A notorious example of a widely applied technique that uses lasers scanners is Simultaneous Localization and Mapping (SLAM), the procedure of autonomously building a map while a robot is localizing itself in the environment [6]. Researches related to this topic within the field of mobile robotics have remained popular for a long time, and recently more effort has been made to contribute to the manufacture of intelligent and autonomous vehicles [7,8], field in which many of the works focus on object detection methods using 3D LiDAR [9,10,11]. By its turn, 2D LiDARs are preferred in many mobile robotics applications due to its low cost and high degree of accuracy [12]. The application also plays a role in the choice of sensor. For example, in places such as electrical substations, optical sensors are preferred for getting distance information because they do not suffer interference from the large electromagnetic fields [13].
Besides the approaches mentioned above, there are many others that motivate and drive this works’ purpose. In particular the use of laser scanners for object detection and tracking (including cases in which both agent and objects are mobile) [14,15,16,17], object identification and segmentation from local environment [18,19,20] and object feature extraction [21]. These implementations have deep impact on autonomous robotics and decision making using little or no previous knowledge about the environment and objects, nevertheless accurately inferring information and executing tasks based on such data.
In yet another similar sense, SLAM implementations frequently focus on building and self-correcting a map or CAD model map, based on laser scanner data. Generally, many such techniques apply triangulation, environment landmarks [4] and object features detection [22], for systematic odometry error compensation in both indoor [23,24,25] and outdoor [26,27] data. For the case in which a map is already available, the use of 2D LiDAR is also attractive. For instance, a fast obstacle detection technique for mobile robot navigation using a 2D-LiDAR scan and a 2D map is proposed in [28].
Nonetheless, other fields also benefit from the use of laser scanners. In the agricultural automation industry, for example, there are a variety of researches in the assessment of canopy volume [29], poplar biomass [30] and trunks [31], crop and weed distinction [32], among other uses.
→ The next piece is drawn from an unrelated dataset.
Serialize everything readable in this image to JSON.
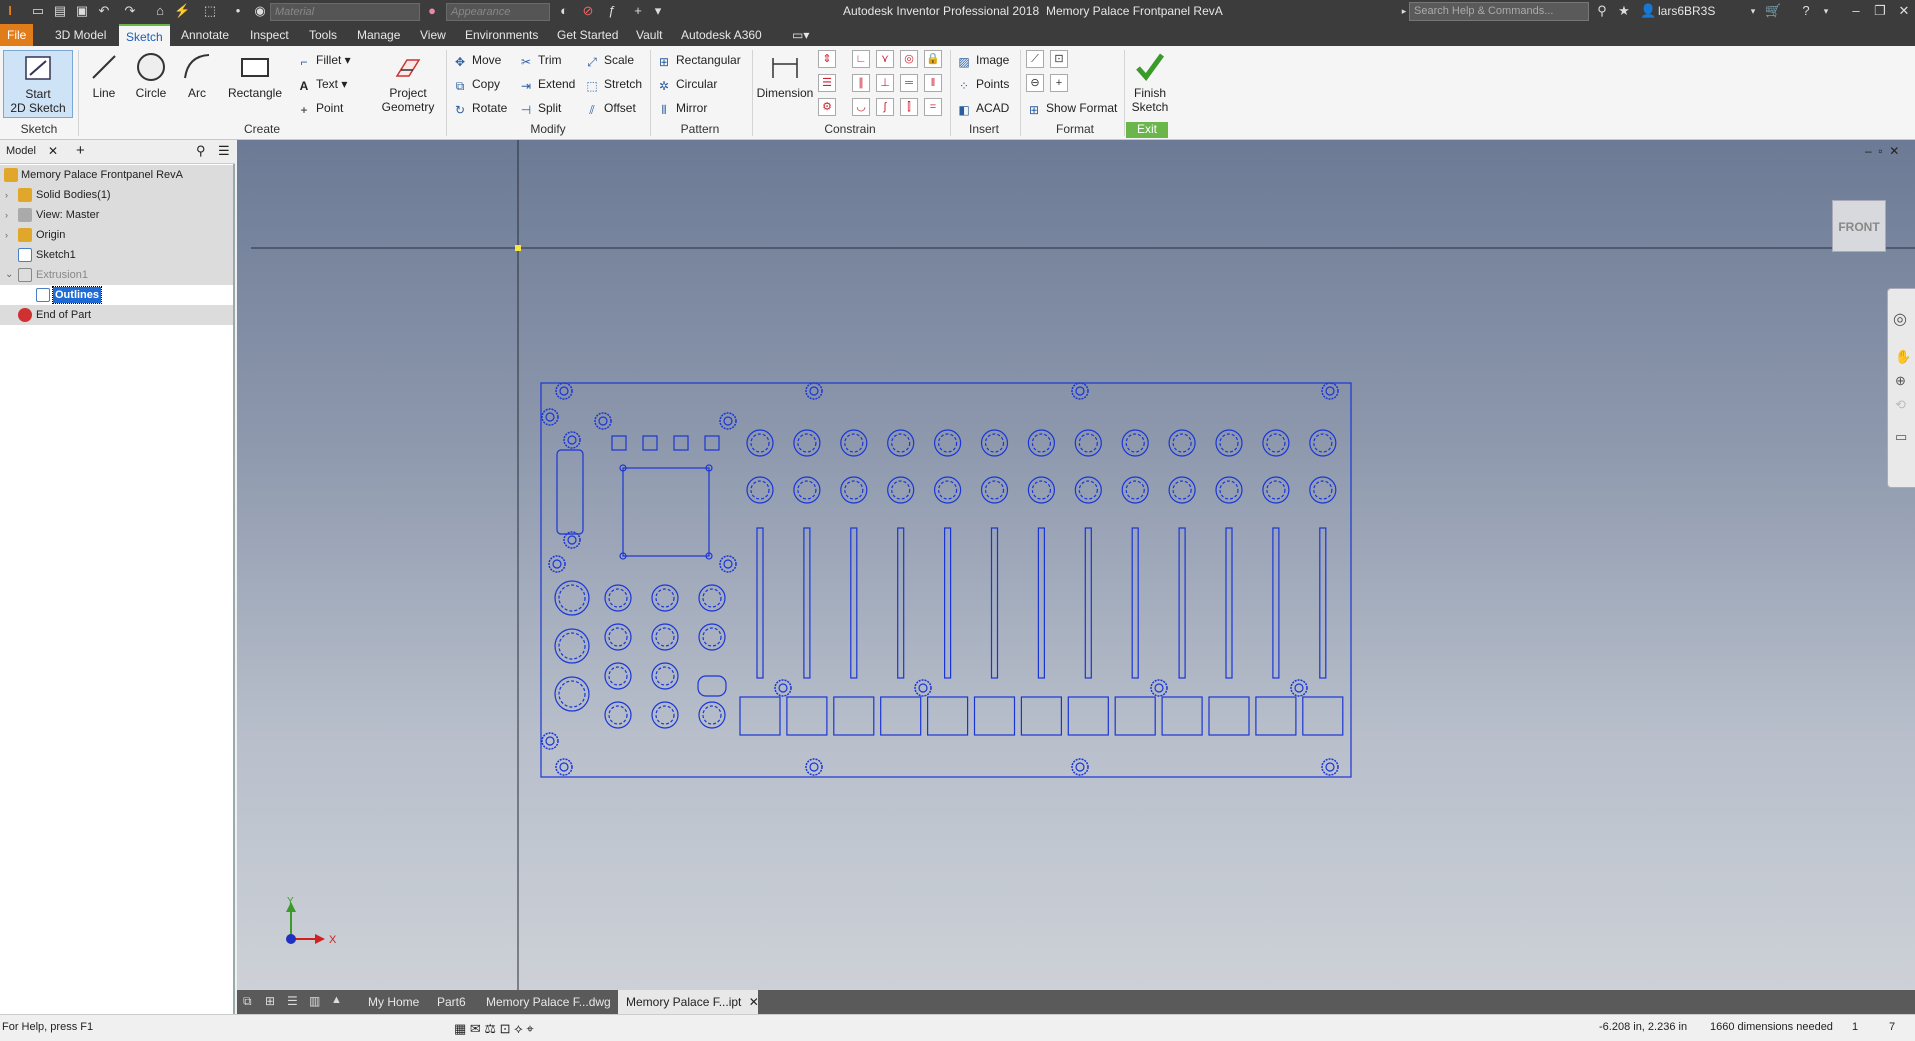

On a different view, the robotics competition RoboCup and its educational counterpart RoboCupJunior, specifically on the Rescue [33] and Rescue B [34] categories, respectivelly, have also gained from using laser range data for robot navigation in unstructured environments to perform rescue operations.
Thus, there is extensive literature on 2D LiDAR data applications in detecting, locating and matching objects, as well as in map construction, matching and correction for self-localization. Yet, to the best of our knowledge, there is no clear universal consensus on strict mathematical notation and modeling for such instruments, although they present less computing cost than image recognition processes [16]. The work [35] also states that there is a standardization need for information extraction based on LiDAR data. They propose a framework from semantic segmentation to geometric information extraction and digital modeling, but their focus is on extraction of geometric information of roads.
In order to process laser scan information, each paper in the literature suggests its own notation, framework, and approach. This is far from ideal in scientific research and development, as well as in education, where a unified approach would be preferable. Considering all aforementioned applications, we claim that it is valuable and significant to propose and evaluate a formal mathematical definition for object detection and identification in tasks based on segmentation, tracking and feature extraction.
Given the wide array of applications based on and benefiting from LiDAR data, there is yet no rigid definition or analytical approach for the general problem of detecting objects in semi-structured environments. In other words, despite the existence of similar structures, there is a gap between different approaches.

1.1. Related Works

The flexibility and relative low cost of laser-based distance measurement instruments has promoted fast development in the field of robotics, specially for autonomous vehicles. The generality level and ability to detect and identify objects, obstacles, other robots and humans in a scene is deeply impactful in any autonomous robot’s planning algorithm. In the literature, distance laser data has been often modeled and processed in polar coordinates [36,37,38,39,40,41,42,43,44,45,46,47], in order extract features from a given setting and parse data. Feature extraction itself on LiDAR data often relies in Polar Scan Matching (PSM) [36,37], Suport Vector Machines (SVMs) [38], Gaussian Process (GP) regression [39], various means of clustering and matching [40,41,42,43], among other probabilistic and deterministic approaches [44,45,46,47] to model and interpret data.
Robot navigation relies on sensor influx and fusion in order to extract environment features and deliberate upon its surroundings in order to execute a task, whether simple or complex. In that sense, LiDAR sensors are widely used in SLAM and often depend on feature mapping and tracking to achieve precision and accuracy using deterministic and probabilistic models, as seen in literature [4,6,24,25] and similar techniques are used in the research of autonomous driving [7,8].
Likewise, in applied and field autonomous robotics the need to detect, identify and match objects and their properties is imperative for task completion, and their mathematical interpretation can be fruitful to describe as well as improve models and implementations, e.g. in the field of forest and agriculture robotics applications [29,30,31,32]. Thus, formal investigations and modeling of the physical world for autonomous interpretation by robots is impactful.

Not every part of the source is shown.